All those interested in Romanian folk culture are invited to the Prislop Festival which celebrates the traditions of various regions through costumes, songs, and dances. The main attraction of the celebration is the Romanian circle dance called "Hora de la Prislop"–it symbolically depicts the kinship between Transylvania, Maramures, and Moldova. Every third Sunday of August the festival takes place in the Carpathian Mountains at Prislop Pass.
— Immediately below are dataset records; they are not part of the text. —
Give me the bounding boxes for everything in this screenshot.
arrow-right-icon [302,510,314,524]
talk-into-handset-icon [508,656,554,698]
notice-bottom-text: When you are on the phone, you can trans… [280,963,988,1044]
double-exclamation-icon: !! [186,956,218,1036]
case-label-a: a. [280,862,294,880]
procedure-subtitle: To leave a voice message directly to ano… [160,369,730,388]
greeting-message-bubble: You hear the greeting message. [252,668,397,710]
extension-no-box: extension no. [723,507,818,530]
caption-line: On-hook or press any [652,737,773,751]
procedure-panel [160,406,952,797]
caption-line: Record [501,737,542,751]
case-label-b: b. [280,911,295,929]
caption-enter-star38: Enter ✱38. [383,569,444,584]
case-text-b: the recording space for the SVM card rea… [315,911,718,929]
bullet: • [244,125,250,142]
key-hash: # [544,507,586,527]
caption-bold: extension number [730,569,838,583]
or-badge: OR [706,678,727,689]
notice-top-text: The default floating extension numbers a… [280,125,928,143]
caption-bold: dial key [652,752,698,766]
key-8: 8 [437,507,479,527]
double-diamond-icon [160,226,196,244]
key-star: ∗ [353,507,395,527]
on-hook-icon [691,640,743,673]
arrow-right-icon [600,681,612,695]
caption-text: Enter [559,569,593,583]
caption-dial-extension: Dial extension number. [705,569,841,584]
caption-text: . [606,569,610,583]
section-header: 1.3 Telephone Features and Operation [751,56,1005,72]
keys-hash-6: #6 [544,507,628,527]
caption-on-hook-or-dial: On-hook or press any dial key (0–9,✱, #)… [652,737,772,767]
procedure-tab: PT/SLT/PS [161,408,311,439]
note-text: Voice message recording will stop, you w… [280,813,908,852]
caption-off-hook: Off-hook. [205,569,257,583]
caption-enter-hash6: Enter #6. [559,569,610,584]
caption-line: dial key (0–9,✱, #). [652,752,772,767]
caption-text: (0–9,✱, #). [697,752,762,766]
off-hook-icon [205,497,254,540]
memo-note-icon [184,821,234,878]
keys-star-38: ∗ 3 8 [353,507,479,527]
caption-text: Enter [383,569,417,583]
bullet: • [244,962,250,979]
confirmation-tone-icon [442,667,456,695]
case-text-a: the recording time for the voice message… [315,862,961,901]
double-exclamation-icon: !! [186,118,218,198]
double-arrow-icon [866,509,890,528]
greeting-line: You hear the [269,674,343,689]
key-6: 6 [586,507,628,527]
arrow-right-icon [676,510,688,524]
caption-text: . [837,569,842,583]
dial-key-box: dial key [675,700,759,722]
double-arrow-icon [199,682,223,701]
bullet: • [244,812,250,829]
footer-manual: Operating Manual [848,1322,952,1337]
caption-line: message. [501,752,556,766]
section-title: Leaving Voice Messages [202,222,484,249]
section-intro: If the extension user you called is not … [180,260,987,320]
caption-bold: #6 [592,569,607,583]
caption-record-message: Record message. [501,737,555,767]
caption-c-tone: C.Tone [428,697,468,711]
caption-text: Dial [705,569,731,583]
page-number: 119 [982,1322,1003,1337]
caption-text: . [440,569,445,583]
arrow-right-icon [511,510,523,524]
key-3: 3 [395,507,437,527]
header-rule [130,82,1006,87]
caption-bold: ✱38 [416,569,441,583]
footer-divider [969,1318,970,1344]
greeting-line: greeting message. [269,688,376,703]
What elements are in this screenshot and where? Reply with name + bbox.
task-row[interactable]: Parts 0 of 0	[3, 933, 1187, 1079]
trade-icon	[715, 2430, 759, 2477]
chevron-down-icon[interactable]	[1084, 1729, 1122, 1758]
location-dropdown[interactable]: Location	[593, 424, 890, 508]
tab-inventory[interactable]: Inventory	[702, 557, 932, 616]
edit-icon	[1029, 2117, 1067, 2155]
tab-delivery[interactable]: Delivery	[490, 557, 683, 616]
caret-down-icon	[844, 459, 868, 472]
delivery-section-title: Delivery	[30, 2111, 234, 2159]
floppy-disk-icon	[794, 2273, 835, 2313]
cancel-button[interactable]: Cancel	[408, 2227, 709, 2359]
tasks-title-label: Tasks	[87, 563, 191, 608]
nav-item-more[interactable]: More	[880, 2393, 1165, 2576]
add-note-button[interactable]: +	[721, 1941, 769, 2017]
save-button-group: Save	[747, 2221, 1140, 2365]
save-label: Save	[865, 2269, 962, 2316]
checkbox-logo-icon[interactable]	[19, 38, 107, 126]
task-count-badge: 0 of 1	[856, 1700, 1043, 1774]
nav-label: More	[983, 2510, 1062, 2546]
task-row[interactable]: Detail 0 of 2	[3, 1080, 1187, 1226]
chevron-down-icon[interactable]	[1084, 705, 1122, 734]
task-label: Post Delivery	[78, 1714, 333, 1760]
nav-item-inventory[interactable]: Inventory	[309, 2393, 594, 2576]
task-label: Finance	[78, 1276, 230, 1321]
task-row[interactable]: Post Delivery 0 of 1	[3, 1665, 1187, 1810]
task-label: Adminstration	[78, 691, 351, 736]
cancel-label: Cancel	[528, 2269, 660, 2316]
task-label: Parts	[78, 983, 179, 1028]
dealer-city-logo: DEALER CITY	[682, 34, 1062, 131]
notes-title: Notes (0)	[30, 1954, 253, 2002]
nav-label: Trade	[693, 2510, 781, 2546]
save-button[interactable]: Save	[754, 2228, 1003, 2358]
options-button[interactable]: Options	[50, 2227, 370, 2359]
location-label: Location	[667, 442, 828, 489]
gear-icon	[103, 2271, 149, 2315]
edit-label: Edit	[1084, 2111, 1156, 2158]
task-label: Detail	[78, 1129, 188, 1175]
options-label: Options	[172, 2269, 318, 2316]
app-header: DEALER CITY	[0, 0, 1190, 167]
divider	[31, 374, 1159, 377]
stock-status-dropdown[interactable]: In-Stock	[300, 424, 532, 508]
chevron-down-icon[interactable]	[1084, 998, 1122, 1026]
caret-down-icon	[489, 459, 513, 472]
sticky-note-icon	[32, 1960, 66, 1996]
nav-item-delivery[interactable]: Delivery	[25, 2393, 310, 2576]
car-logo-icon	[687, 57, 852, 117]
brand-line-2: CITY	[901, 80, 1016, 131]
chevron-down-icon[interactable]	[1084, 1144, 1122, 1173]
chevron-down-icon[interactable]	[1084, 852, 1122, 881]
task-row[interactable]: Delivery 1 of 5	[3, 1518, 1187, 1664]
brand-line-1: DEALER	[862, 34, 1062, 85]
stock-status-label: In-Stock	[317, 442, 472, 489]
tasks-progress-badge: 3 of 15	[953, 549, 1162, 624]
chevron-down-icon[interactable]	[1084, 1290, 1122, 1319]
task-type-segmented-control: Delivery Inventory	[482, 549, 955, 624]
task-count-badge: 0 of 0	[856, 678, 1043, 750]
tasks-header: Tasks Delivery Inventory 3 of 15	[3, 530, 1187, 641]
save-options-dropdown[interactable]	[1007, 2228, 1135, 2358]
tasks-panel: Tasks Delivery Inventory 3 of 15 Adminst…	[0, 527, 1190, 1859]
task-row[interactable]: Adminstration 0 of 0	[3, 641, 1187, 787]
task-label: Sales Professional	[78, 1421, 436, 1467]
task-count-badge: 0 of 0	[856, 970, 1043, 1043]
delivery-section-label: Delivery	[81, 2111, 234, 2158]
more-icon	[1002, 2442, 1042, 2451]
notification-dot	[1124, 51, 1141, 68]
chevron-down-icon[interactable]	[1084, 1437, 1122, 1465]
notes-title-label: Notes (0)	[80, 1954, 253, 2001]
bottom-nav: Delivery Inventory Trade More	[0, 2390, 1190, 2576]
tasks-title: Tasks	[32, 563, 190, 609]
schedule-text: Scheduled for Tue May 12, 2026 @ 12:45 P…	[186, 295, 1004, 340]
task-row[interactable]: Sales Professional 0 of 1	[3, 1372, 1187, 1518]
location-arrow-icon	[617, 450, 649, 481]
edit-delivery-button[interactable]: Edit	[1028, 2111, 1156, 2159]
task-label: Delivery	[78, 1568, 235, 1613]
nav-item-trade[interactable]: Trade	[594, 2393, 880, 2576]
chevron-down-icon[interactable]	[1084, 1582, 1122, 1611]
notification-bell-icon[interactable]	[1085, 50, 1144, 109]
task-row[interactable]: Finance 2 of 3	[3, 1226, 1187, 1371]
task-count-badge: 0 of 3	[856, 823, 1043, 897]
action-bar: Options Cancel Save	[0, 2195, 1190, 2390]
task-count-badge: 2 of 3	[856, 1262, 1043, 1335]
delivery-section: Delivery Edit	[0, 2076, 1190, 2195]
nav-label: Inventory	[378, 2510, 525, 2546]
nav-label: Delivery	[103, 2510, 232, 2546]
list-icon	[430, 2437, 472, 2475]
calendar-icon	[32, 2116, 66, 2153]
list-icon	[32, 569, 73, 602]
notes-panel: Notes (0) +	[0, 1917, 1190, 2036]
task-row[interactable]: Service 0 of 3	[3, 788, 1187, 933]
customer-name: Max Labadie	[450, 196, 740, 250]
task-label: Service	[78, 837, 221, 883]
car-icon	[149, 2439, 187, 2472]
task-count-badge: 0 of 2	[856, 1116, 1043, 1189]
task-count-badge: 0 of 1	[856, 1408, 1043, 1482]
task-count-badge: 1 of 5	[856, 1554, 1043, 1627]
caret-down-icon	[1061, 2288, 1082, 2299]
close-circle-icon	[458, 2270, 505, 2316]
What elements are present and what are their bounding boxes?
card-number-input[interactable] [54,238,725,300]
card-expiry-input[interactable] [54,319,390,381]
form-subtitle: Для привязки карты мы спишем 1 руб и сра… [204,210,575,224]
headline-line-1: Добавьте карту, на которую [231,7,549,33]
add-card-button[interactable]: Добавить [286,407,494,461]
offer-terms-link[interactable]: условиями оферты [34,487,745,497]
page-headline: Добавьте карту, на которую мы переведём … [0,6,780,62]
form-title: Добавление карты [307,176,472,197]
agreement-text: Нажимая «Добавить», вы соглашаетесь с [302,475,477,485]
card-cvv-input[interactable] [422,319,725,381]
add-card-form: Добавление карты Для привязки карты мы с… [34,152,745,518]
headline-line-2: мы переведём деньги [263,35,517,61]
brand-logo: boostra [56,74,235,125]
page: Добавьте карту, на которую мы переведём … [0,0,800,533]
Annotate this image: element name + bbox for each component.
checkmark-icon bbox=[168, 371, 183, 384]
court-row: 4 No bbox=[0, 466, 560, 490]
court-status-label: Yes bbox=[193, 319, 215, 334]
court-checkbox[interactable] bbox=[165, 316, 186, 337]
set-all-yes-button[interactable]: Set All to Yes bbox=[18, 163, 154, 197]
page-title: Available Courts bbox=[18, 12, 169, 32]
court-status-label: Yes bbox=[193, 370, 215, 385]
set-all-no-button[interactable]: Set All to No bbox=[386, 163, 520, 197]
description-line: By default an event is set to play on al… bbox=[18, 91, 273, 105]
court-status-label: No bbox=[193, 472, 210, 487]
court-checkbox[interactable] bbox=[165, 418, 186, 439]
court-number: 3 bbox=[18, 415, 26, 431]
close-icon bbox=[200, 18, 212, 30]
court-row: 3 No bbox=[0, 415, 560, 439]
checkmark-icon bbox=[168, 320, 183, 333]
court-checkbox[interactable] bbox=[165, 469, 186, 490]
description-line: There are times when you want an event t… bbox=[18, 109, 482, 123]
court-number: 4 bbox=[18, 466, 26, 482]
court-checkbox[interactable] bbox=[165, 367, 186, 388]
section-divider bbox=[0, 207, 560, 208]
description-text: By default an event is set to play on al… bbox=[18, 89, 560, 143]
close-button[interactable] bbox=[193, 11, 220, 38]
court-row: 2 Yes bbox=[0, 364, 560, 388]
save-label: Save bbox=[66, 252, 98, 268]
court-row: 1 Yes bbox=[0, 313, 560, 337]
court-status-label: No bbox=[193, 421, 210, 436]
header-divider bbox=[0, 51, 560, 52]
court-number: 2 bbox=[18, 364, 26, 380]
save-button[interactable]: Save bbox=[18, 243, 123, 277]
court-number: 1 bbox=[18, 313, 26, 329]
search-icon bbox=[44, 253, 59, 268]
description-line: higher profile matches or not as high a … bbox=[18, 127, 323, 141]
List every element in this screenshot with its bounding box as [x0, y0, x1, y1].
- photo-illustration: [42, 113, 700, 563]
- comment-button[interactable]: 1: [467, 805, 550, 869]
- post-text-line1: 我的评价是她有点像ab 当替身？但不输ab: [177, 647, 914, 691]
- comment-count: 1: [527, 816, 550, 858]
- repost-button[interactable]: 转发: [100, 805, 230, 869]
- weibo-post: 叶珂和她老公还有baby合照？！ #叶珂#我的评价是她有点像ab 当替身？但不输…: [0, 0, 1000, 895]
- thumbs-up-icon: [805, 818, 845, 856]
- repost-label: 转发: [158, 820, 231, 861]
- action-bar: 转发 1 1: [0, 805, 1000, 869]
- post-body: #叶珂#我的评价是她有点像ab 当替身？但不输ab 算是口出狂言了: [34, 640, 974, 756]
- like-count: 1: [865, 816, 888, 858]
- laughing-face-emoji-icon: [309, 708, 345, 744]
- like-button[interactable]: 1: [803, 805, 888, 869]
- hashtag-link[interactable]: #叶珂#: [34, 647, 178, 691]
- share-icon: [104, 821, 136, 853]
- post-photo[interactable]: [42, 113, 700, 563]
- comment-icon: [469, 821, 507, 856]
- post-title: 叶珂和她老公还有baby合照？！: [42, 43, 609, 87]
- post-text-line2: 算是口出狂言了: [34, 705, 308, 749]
Prislop Pass Folk Festival is held at 1,416 meters of altitude. It is the highest pass in Romania. It is 50 km long and 30-40 km wide, the northern side is more steep than the southern slope. The road goes through Vişeu, Moisei, Borşa, Câmpulung Moldovenesc, and Suceava County (in Moldova). Prislop Folk Festival is a quite traditional event in Romania. Hora de la Prislop was first mentioned in Latin chronicles in 1738. It was forbidden for some time, but was restarted in 1968. Up to 50,000 people every year came to Prislop Pass.
If you want to get a better idea of the region and its history you can visit Muzeul Radacinilor (Roots’ Museum) with 100 bizarre-shaped tree roots. There is also a room which various artefacts from two World Wars that were fought here. The museum also has a numismatics collection, and painted eggs from Maramures and Bukovina.